Thursday, July 1, 2021

Dark Sun: The Desiccated Sea


Here I'm going to break a bit more with Dark Sun as published than I have in my previous posts. I'm afraid I don't really like the Sea of Silt. I know realism doesn't really have much of a place in a fantasy setting about sorcerer-kings and dragons, but it isn't very realistic. Also, I think it robs the setting of a bit of it's desert feel because it gives kind of an "out." Travel across the Sea of Silt is more difficult that ocean-going travel, true, but it provides some of the same type of adventuring opportunities. This could be a feature, but I see it as a bit of a bug.

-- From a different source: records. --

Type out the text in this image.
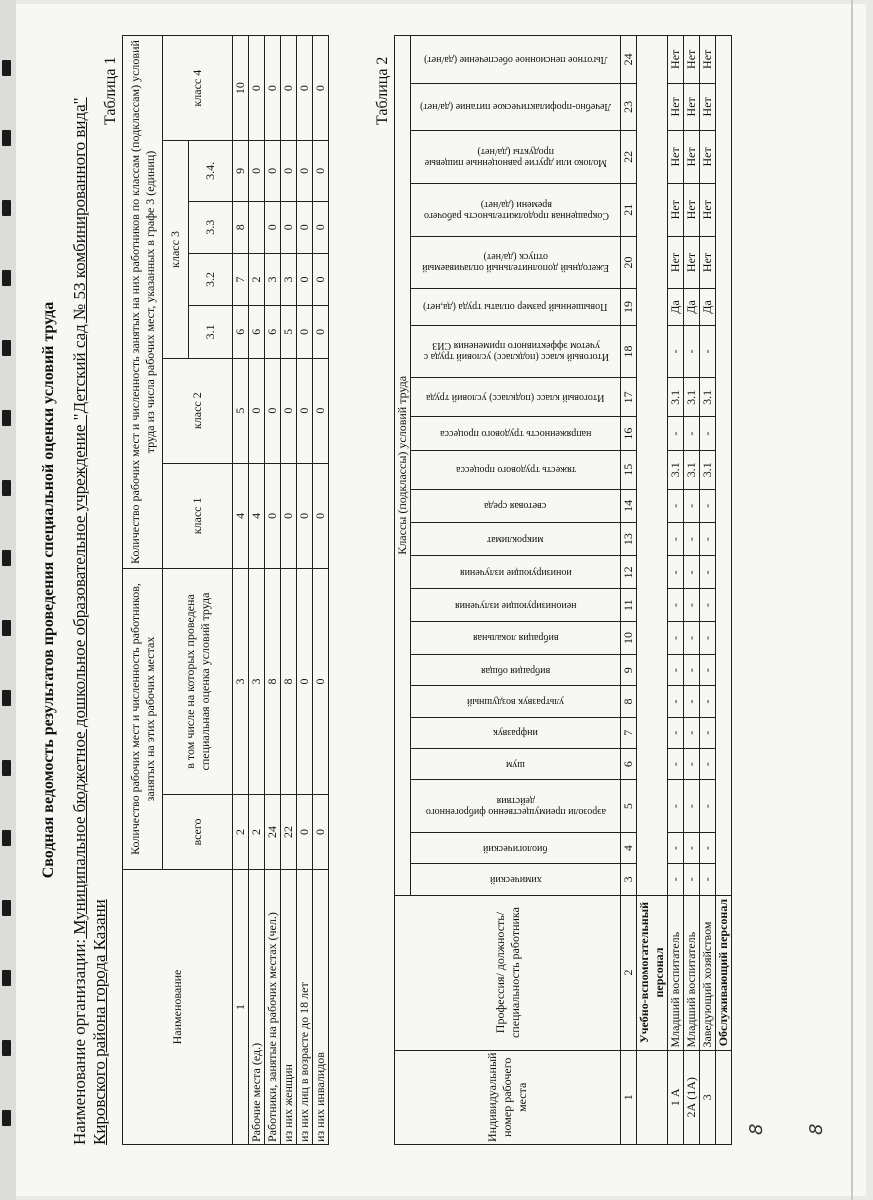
Сводная ведомость результатов проведения специальной оценки условий труда
Наименование организации: Муниципальное бюджетное дошкольное образовательное учреждение "Детский сад № 53 комбинированного вида"
Кировского района города Казани
Таблица 1
Наименование	Количество рабочих мест и численность работников, занятых на этих рабочих местах		Количество рабочих мест и численность занятых на них работников по классам (подклассам) условий труда из числа рабочих мест, указанных в графе 3 (единиц)						
	всего	в том числе на которых проведена специальная оценка условий труда	класс 1	класс 2	класс 3				класс 4
					3.1	3.2	3.3	3.4.	
1	2	3	4	5	6	7	8	9	10
Рабочие места (ед.)	2	3	4	0	6	2		0	0
Работники, занятые на рабочих местах (чел.)	24	8	0	0	6	3	0	0	0
из них женщин	22	8	0	0	5	3	0	0	0
из них лиц в возрасте до 18 лет	0	0	0	0	0	0	0	0	0
из них инвалидов	0	0	0	0	0	0	0	0	0	Таблица 2
Индивидуальный номер рабочего места	Профессия/ должность/ специальность работника	Классы (подклассы) условий труда																					

		химический	биологический	аэрозоли преимущественно фиброгенного действия	шум	инфразвук	ультразвук воздушный	вибрация общая	вибрация локальная	неионизирующие излучения	ионизирующие излучения	микроклимат	световая среда	тяжесть трудового процесса	напряженность трудового процесса	Итоговый класс (подкласс) условий труда	Итоговый класс (подкласс) условий труда с учетом эффективного применения СИЗ	Повышенный размер оплаты труда (да,нет)	Ежегодный дополнительный оплачиваемый отпуск (да/нет)	Сокращенная продолжительность рабочего времени (да/нет)	Молоко или другие равноценные пищевые продукты (да/нет)	Лечебно-профилактическое питание (да/нет)	Льготное пенсионное обеспечение (да/нет)

1	2	3	4	5	6	7	8	9	10	11	12	13	14	15	16	17	18	19	20	21	22	23	24
	Учебно-вспомогательный персонал																						
1 А	Младший воспитатель	-	-	-	-	-	-	-	-	-	-	-	-	3.1	-	3.1	-	Да	Нет	Нет	Нет	Нет	Нет
2А (1А)	Младший воспитатель	-	-	-	-	-	-	-	-	-	-	-	-	3.1	-	3.1	-	Да	Нет	Нет	Нет	Нет	Нет
3	Заведующий хозяйством	-	-	-	-	-	-	-	-	-	-	-	-	3.1	-	3.1	-	Да	Нет	Нет	Нет	Нет	Нет
	Обслуживающий персонал																						
8 8
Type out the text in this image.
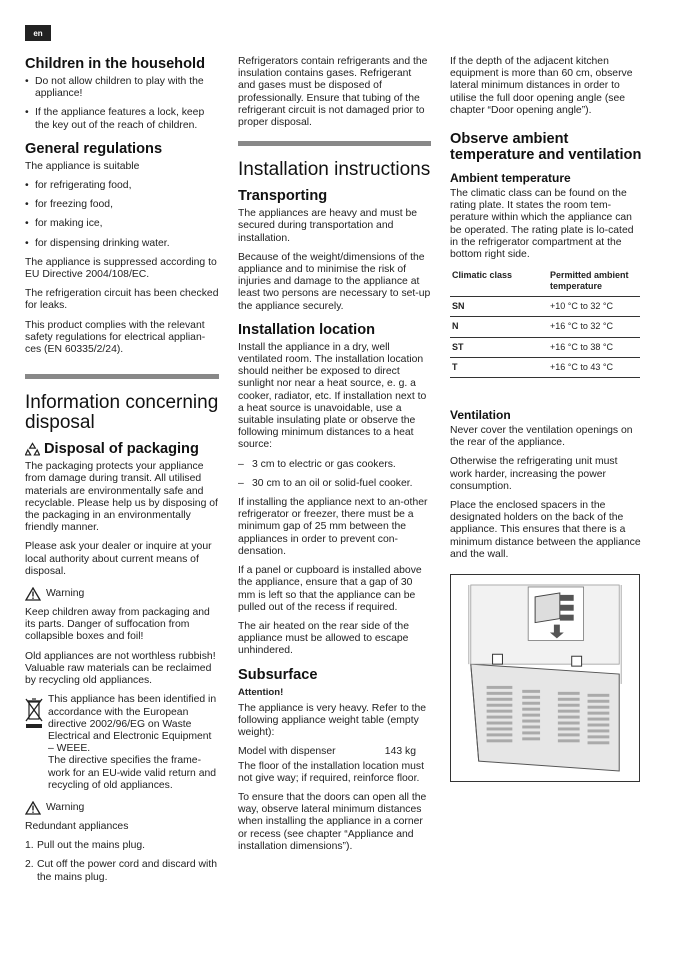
en
Children in the household
• Do not allow children to play with the appliance!
• If the appliance features a lock, keep the key out of the reach of children.
General regulations

The appliance is suitable

• for refrigerating food,
• for freezing food,
• for making ice,
• for dispensing drinking water.

The appliance is suppressed according to EU Directive 2004/108/EC.

The refrigeration circuit has been checked for leaks.

This product complies with the relevant safety regulations for electrical applian-ces (EN 60335/2/24).

Information concerning disposal
Disposal of packaging

The packaging protects your appliance from damage during transit. All utilised materials are environmentally safe and recyclable. Please help us by disposing of the packaging in an environmentally friendly manner.

Please ask your dealer or inquire at your local authority about current means of disposal.

Warning

Keep children away from packaging and its parts. Danger of suffocation from collapsible boxes and foil!

Old appliances are not worthless rubbish! Valuable raw materials can be reclaimed by recycling old appliances.

This appliance has been identified in accordance with the European directive 2002/96/EG on Waste Electrical and Electronic Equipment – WEEE.
The directive specifies the frame-work for an EU-wide valid return and recycling of old appliances.
Warning

Redundant appliances

1. Pull out the mains plug.
2. Cut off the power cord and discard with the mains plug.

Refrigerators contain refrigerants and the insulation contains gases. Refrigerant and gases must be disposed of professionally. Ensure that tubing of the refrigerant circuit is not damaged prior to proper disposal.

Installation instructions
Transporting

The appliances are heavy and must be secured during transportation and installation.

Because of the weight/dimensions of the appliance and to minimise the risk of injuries and damage to the appliance at least two persons are necessary to set-up the appliance securely.

Installation location

Install the appliance in a dry, well ventilated room. The installation location should neither be exposed to direct sunlight nor near a heat source, e. g. a cooker, radiator, etc. If installation next to a heat source is unavoidable, use a suitable insulating plate or observe the following minimum distances to a heat source:

– 3 cm to electric or gas cookers.
– 30 cm to an oil or solid-fuel cooker.

If installing the appliance next to an-other refrigerator or freezer, there must be a minimum gap of 25 mm between the appliances in order to prevent con-densation.

If a panel or cupboard is installed above the appliance, ensure that a gap of 30 mm is left so that the appliance can be pulled out of the recess if required.

The air heated on the rear side of the appliance must be allowed to escape unhindered.

Subsurface

Attention!

The appliance is very heavy. Refer to the following appliance weight table (empty weight):

Model with dispenser	143 kg

The floor of the installation location must not give way; if required, reinforce floor.

To ensure that the doors can open all the way, observe lateral minimum distances when installing the appliance in a corner or recess (see chapter “Appliance and installation dimensions”).

If the depth of the adjacent kitchen equipment is more than 60 cm, observe lateral minimum distances in order to utilise the full door opening angle (see chapter “Door opening angle”).

Observe ambient temperature and ventilation
Ambient temperature

The climatic class can be found on the rating plate. It states the room tem-perature within which the appliance can be operated. The rating plate is lo-cated in the refrigerator compartment at the bottom right side.

Climatic class	Permitted ambient temperature
SN	+10 °C to 32 °C
N	+16 °C to 32 °C
ST	+16 °C to 38 °C
T	+16 °C to 43 °C
Ventilation

Never cover the ventilation openings on the rear of the appliance.

Otherwise the refrigerating unit must work harder, increasing the power consumption.

Place the enclosed spacers in the designated holders on the back of the appliance. This ensures that there is a minimum distance between the appliance and the wall.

Instead of the Sea of Silt, I'd just like to have a dried up sea. A harsh, saltpan basin dotted with a few shallow, hypersaline lakes where only bacteria can dwell, and tall mesas that were once islands. In other words, something like the Mediterranean would have been during the Messinian salinity crisis of the Miocene.

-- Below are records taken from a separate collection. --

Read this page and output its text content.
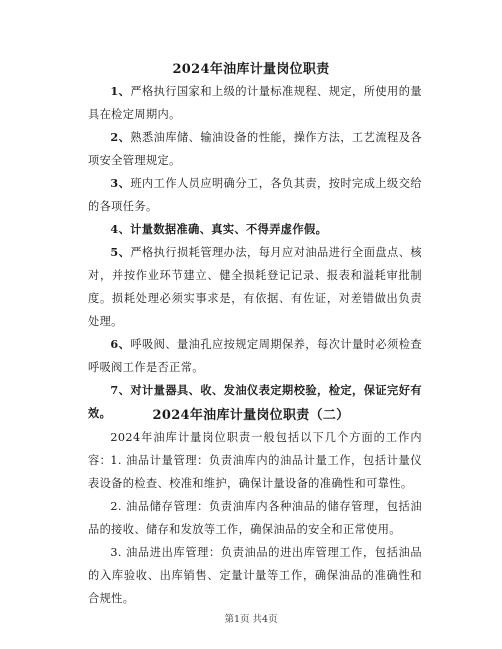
2024年油库计量岗位职责
1、严格执行国家和上级的计量标准规程、规定，所使用的量具在检定周期内。
2、熟悉油库储、输油设备的性能，操作方法，工艺流程及各项安全管理规定。
3、班内工作人员应明确分工，各负其责，按时完成上级交给的各项任务。
4、计量数据准确、真实、不得弄虚作假。
5、严格执行损耗管理办法，每月应对油品进行全面盘点、核对，并按作业环节建立、健全损耗登记记录、报表和溢耗审批制度。损耗处理必须实事求是，有依据、有佐证，对差错做出负责处理。
6、呼吸阀、量油孔应按规定周期保养，每次计量时必须检查呼吸阀工作是否正常。
7、对计量器具、收、发油仪表定期校验，检定，保证完好有效。	2024年油库计量岗位职责（二）
2024年油库计量岗位职责一般包括以下几个方面的工作内容： 1. 油品计量管理：负责油库内的油品计量工作，包括计量仪表设备的检查、校准和维护，确保计量设备的准确性和可靠性。
2. 油品储存管理：负责油库内各种油品的储存管理，包括油品的接收、储存和发放等工作，确保油品的安全和正常使用。
3. 油品进出库管理：负责油品的进出库管理工作，包括油品的入库验收、出库销售、定量计量等工作，确保油品的准确性和合规性。
第1页 共4页
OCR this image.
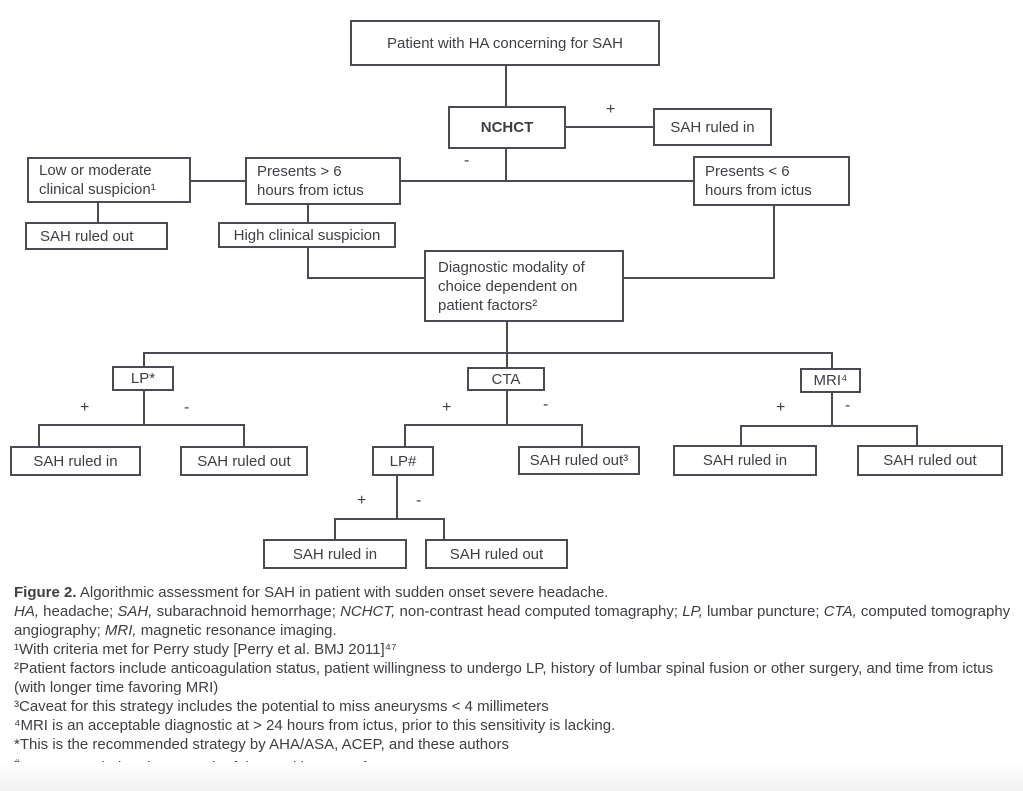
Patient with HA concerning for SAH
NCHCT	SAH ruled in
Low or moderate
clinical suspicion¹
Presents > 6
hours from ictus
Presents < 6
hours from ictus
SAH ruled out	High clinical suspicion
Diagnostic modality of
choice dependent on
patient factors²
LP*	CTA	MRI⁴
SAH ruled in	SAH ruled out	LP#	SAH ruled out³	SAH ruled in	SAH ruled out
SAH ruled in	SAH ruled out
+
-
+	-	+	-	+	-
+	-
Figure 2. Algorithmic assessment for SAH in patient with sudden onset severe headache.
HA, headache; SAH, subarachnoid hemorrhage; NCHCT, non-contrast head computed tomagraphy; LP, lumbar puncture; CTA, computed tomography angiography; MRI, magnetic resonance imaging.
¹With criteria met for Perry study [Perry et al. BMJ 2011]⁴⁷
²Patient factors include anticoagulation status, patient willingness to undergo LP, history of lumbar spinal fusion or other surgery, and time from ictus (with longer time favoring MRI)
³Caveat for this strategy includes the potential to miss aneurysms < 4 millimeters
⁴MRI is an acceptable diagnostic at > 24 hours from ictus, prior to this sensitivity is lacking.
*This is the recommended strategy by AHA/ASA, ACEP, and these authors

It would be an incredibly harsh environment, potentially. If the Sea of Silt had anything like the depth of the Mediterranean basin the pressure at the bottom would be something like 1.5 times that of "sea level" above it, and the temperatures might soar to 170 degrees Fahrenheit in the summer according to some models.

Given that salt is a quasi-element in D&D lore you would loose the Silt Sea creatures, but you could replace them with bizarre creatures of the the Quasi-elemental Plane of Salt if you wanted. You can still have giants on the islands if you wish (in an inversion of the tendency to insular dwarfism), but you can also have isolated city states in Planetary Romance fashion.

If one wanted commerce across the expanse, that would still be possible, but likely it would be via flight. If not that, land-sailing across the saltpan. It wouldn't be the most pleasant way to travel, but it could be done (if one avoided the summer months assuming temperatures as mentioned above, but we don't have to assume temperatures so high, either).